The gives you a clear hierarchic view of all the elements on your page and is an easy way to select (and even move) the elements that you need to.

The App Search Tool

The App Search tool can be used for more advanced search parameters and searching across pages. It's found in the upper right corner of the Bubble editor.

You can read more about the search tool in the article below.

Article: The search tool

Video lesson

Locking elements

If you find yourself moving some elements that should never be moved, you can add some protection in the Editor by checking the box Lock this element (not draggable in editor).

This is purely for editing purposes, and can be handy when working on complex pages.

Using the Inspector to find Element connections

An element can be connected to other parts of your app in many different ways: they can hold custom states, belong to a parent container, be used in a workflow or be referenced in an expression or condition somewhere.

To keep track of how elements are connected to different things you can use the Element inspector. This shows you element connections categorized by:

    • Create, edit and delete custom states on the element

  • Other elements

To reveal the Element Inspector, click on the information icon in the title bar of the property editor.

Element security

Even though Bubble is a no-code platform, the final application consists of code so that a browser knows how it should look and function. The elements that you place on the page become a part of this code, which is downloaded to the device of every user who loads the page.

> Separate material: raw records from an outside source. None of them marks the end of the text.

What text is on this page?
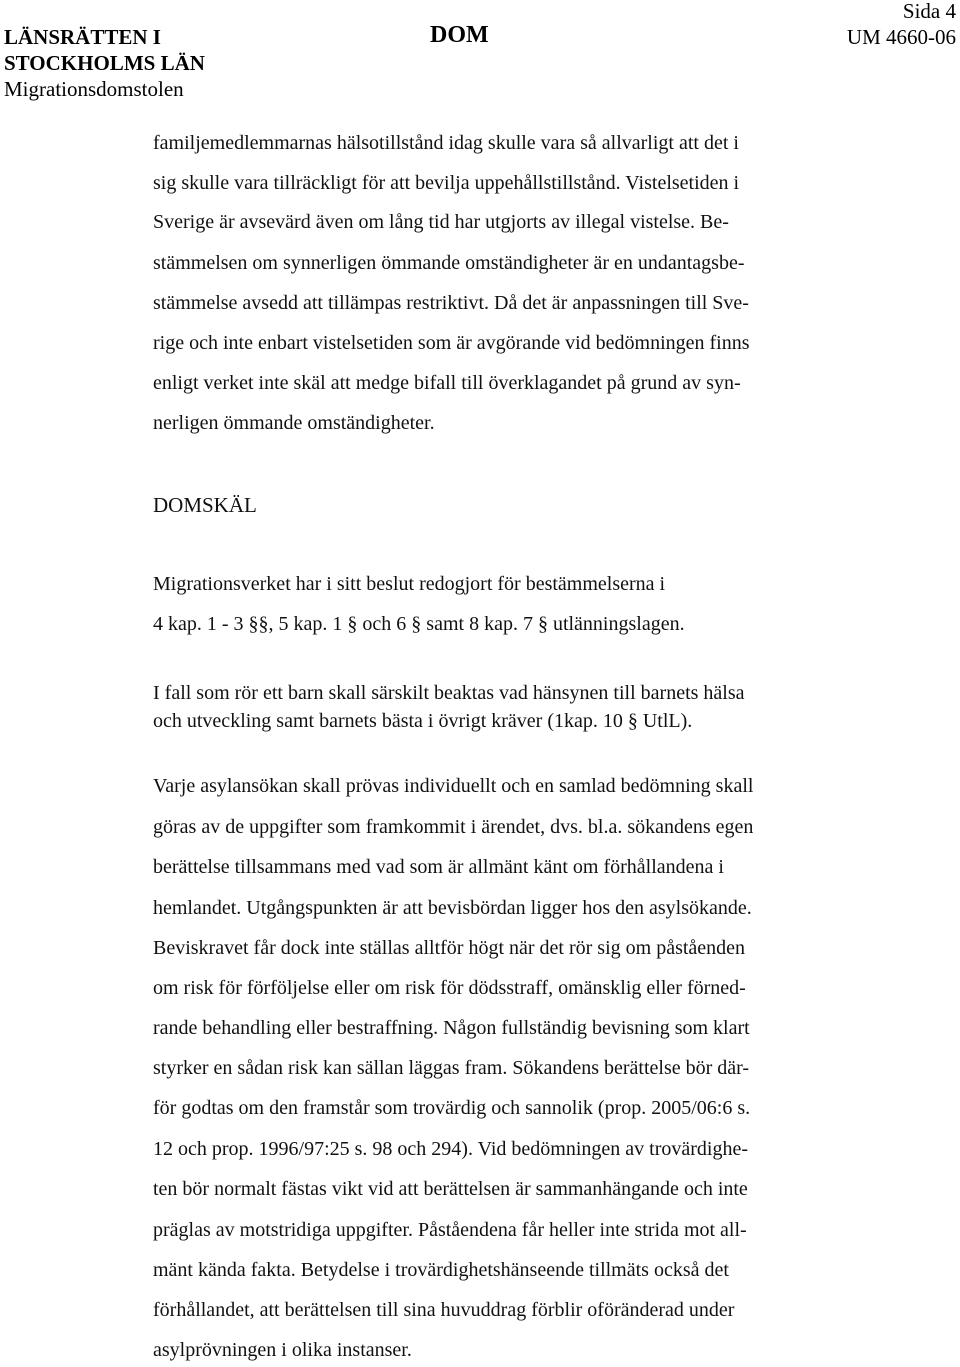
LÄNSRÄTTEN I
STOCKHOLMS LÄN
Migrationsdomstolen
DOM
Sida 4
UM 4660-06
familjemedlemmarnas hälsotillstånd idag skulle vara så allvarligt att det i
sig skulle vara tillräckligt för att bevilja uppehållstillstånd. Vistelsetiden i
Sverige är avsevärd även om lång tid har utgjorts av illegal vistelse. Be-
stämmelsen om synnerligen ömmande omständigheter är en undantagsbe-
stämmelse avsedd att tillämpas restriktivt. Då det är anpassningen till Sve-
rige och inte enbart vistelsetiden som är avgörande vid bedömningen finns
enligt verket inte skäl att medge bifall till överklagandet på grund av syn-
nerligen ömmande omständigheter.
DOMSKÄL
Migrationsverket har i sitt beslut redogjort för bestämmelserna i
4 kap. 1 - 3 §§, 5 kap. 1 § och 6 § samt 8 kap. 7 § utlänningslagen.
I fall som rör ett barn skall särskilt beaktas vad hänsynen till barnets hälsa
och utveckling samt barnets bästa i övrigt kräver (1kap. 10 § UtlL).
Varje asylansökan skall prövas individuellt och en samlad bedömning skall
göras av de uppgifter som framkommit i ärendet, dvs. bl.a. sökandens egen
berättelse tillsammans med vad som är allmänt känt om förhållandena i
hemlandet. Utgångspunkten är att bevisbördan ligger hos den asylsökande.
Beviskravet får dock inte ställas alltför högt när det rör sig om påståenden
om risk för förföljelse eller om risk för dödsstraff, omänsklig eller förned-
rande behandling eller bestraffning. Någon fullständig bevisning som klart
styrker en sådan risk kan sällan läggas fram. Sökandens berättelse bör där-
för godtas om den framstår som trovärdig och sannolik (prop. 2005/06:6 s.
12 och prop. 1996/97:25 s. 98 och 294). Vid bedömningen av trovärdighe-
ten bör normalt fästas vikt vid att berättelsen är sammanhängande och inte
präglas av motstridiga uppgifter. Påståendena får heller inte strida mot all-
mänt kända fakta. Betydelse i trovärdighetshänseende tillmäts också det
förhållandet, att berättelsen till sina huvuddrag förblir oföränderad under
asylprövningen i olika instanser.
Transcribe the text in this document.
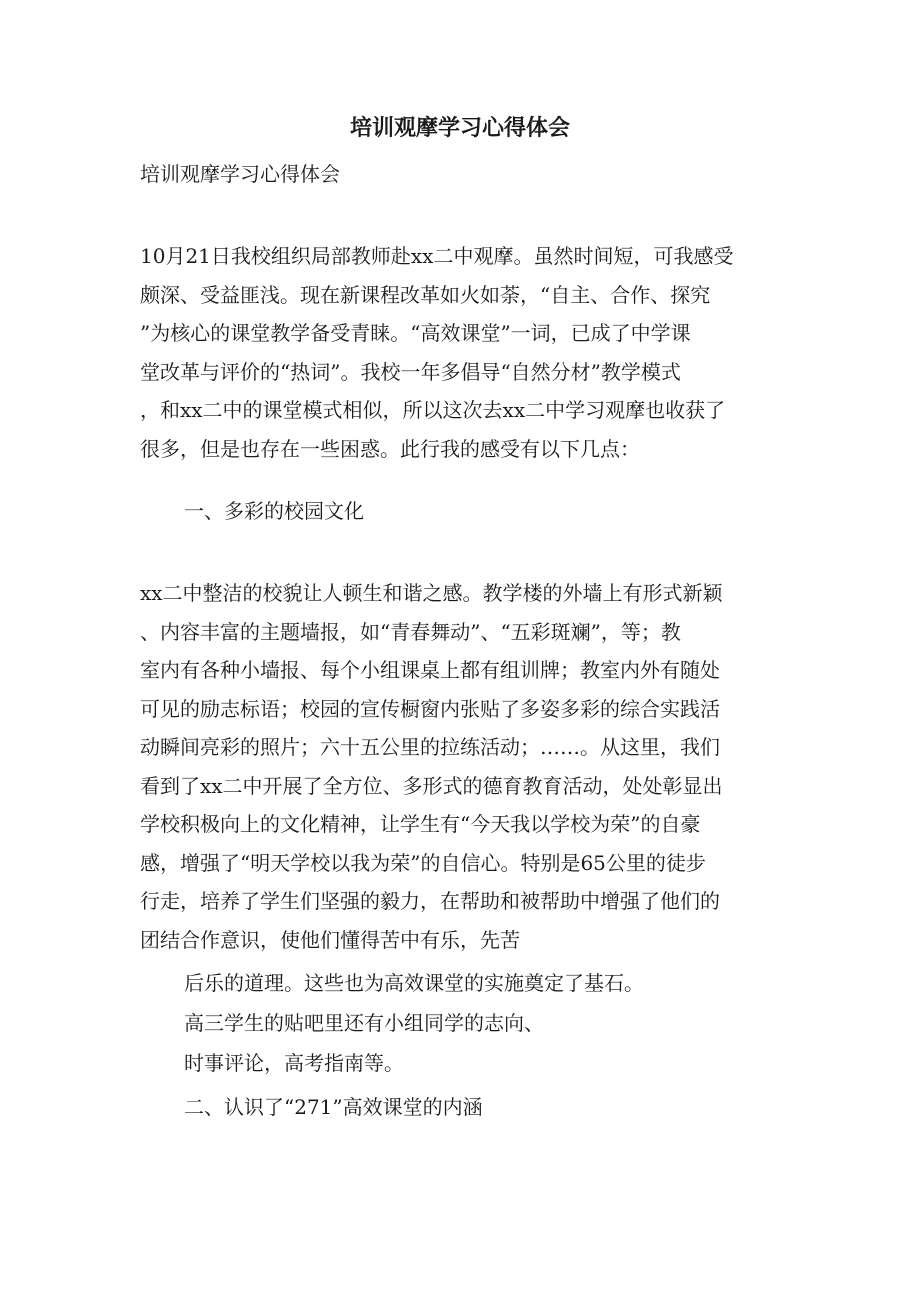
培训观摩学习心得体会
培训观摩学习心得体会

10月21日我校组织局部教师赴xx二中观摩。虽然时间短，可我感受

颇深、受益匪浅。现在新课程改革如火如荼，“自主、合作、探究

”为核心的课堂教学备受青睐。“高效课堂”一词，已成了中学课

堂改革与评价的“热词”。我校一年多倡导“自然分材”教学模式

，和xx二中的课堂模式相似，所以这次去xx二中学习观摩也收获了

很多，但是也存在一些困惑。此行我的感受有以下几点：

一、多彩的校园文化

xx二中整洁的校貌让人顿生和谐之感。教学楼的外墙上有形式新颖

、内容丰富的主题墙报，如“青春舞动”、“五彩斑斓”，等；教

室内有各种小墙报、每个小组课桌上都有组训牌；教室内外有随处

可见的励志标语；校园的宣传橱窗内张贴了多姿多彩的综合实践活

动瞬间亮彩的照片；六十五公里的拉练活动；……。从这里，我们

看到了xx二中开展了全方位、多形式的德育教育活动，处处彰显出

学校积极向上的文化精神，让学生有“今天我以学校为荣”的自豪

感，增强了“明天学校以我为荣”的自信心。特别是65公里的徒步

行走，培养了学生们坚强的毅力，在帮助和被帮助中增强了他们的

团结合作意识，使他们懂得苦中有乐，先苦

后乐的道理。这些也为高效课堂的实施奠定了基石。
高三学生的贴吧里还有小组同学的志向、
时事评论，高考指南等。
二、认识了“271”高效课堂的内涵
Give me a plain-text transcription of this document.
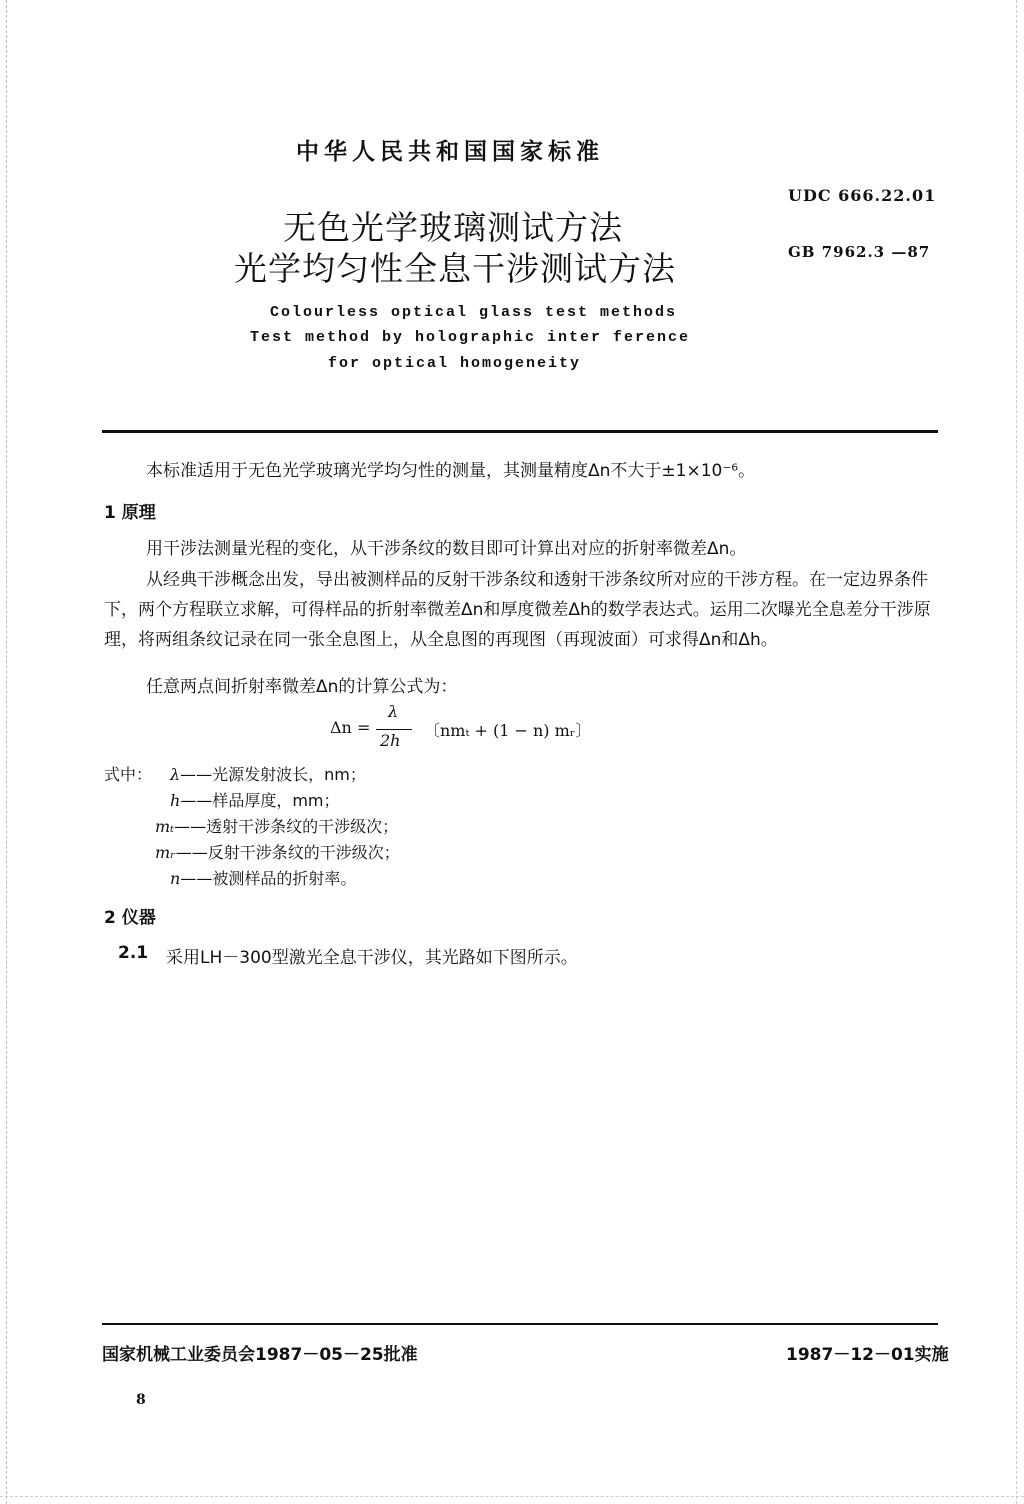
中华人民共和国国家标准
无色光学玻璃测试方法
光学均匀性全息干涉测试方法
UDC 666.22.01
GB 7962.3 —87
Colourless optical glass test methods
Test method by holographic inter ference
for optical homogeneity
本标准适用于无色光学玻璃光学均匀性的测量，其测量精度Δn不大于±1×10⁻⁶。
1 原理
用干涉法测量光程的变化，从干涉条纹的数目即可计算出对应的折射率微差Δn。
从经典干涉概念出发，导出被测样品的反射干涉条纹和透射干涉条纹所对应的干涉方程。在一定边界条件下，两个方程联立求解，可得样品的折射率微差Δn和厚度微差Δh的数学表达式。运用二次曝光全息差分干涉原理，将两组条纹记录在同一张全息图上，从全息图的再现图（再现波面）可求得Δn和Δh。
任意两点间折射率微差Δn的计算公式为：
Δn =
λ
2h
〔nmₜ + (1 − n) mᵣ〕
式中： λ——光源发射波长，nm；
h——样品厚度，mm；
mₜ——透射干涉条纹的干涉级次；
mᵣ——反射干涉条纹的干涉级次；
n——被测样品的折射率。
2 仪器
2.1 采用LH－300型激光全息干涉仪，其光路如下图所示。
国家机械工业委员会1987－05－25批准	1987－12－01实施
8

This means that a tech-savvy user can open up the code file and have a look at the elements. From a security perspective, this means that you should never place any sensitive information in an element. Even if it's not visible in your app, it can still be revealed in the code.

Places where you should keep this in mind are in the element name, text content and default values.

A good rule of thumb for element security is to assume that all information you add to a page, whether in elements or workflows, can be viewed by a user in the code. As such, you should avoid placing sensitive information on the page.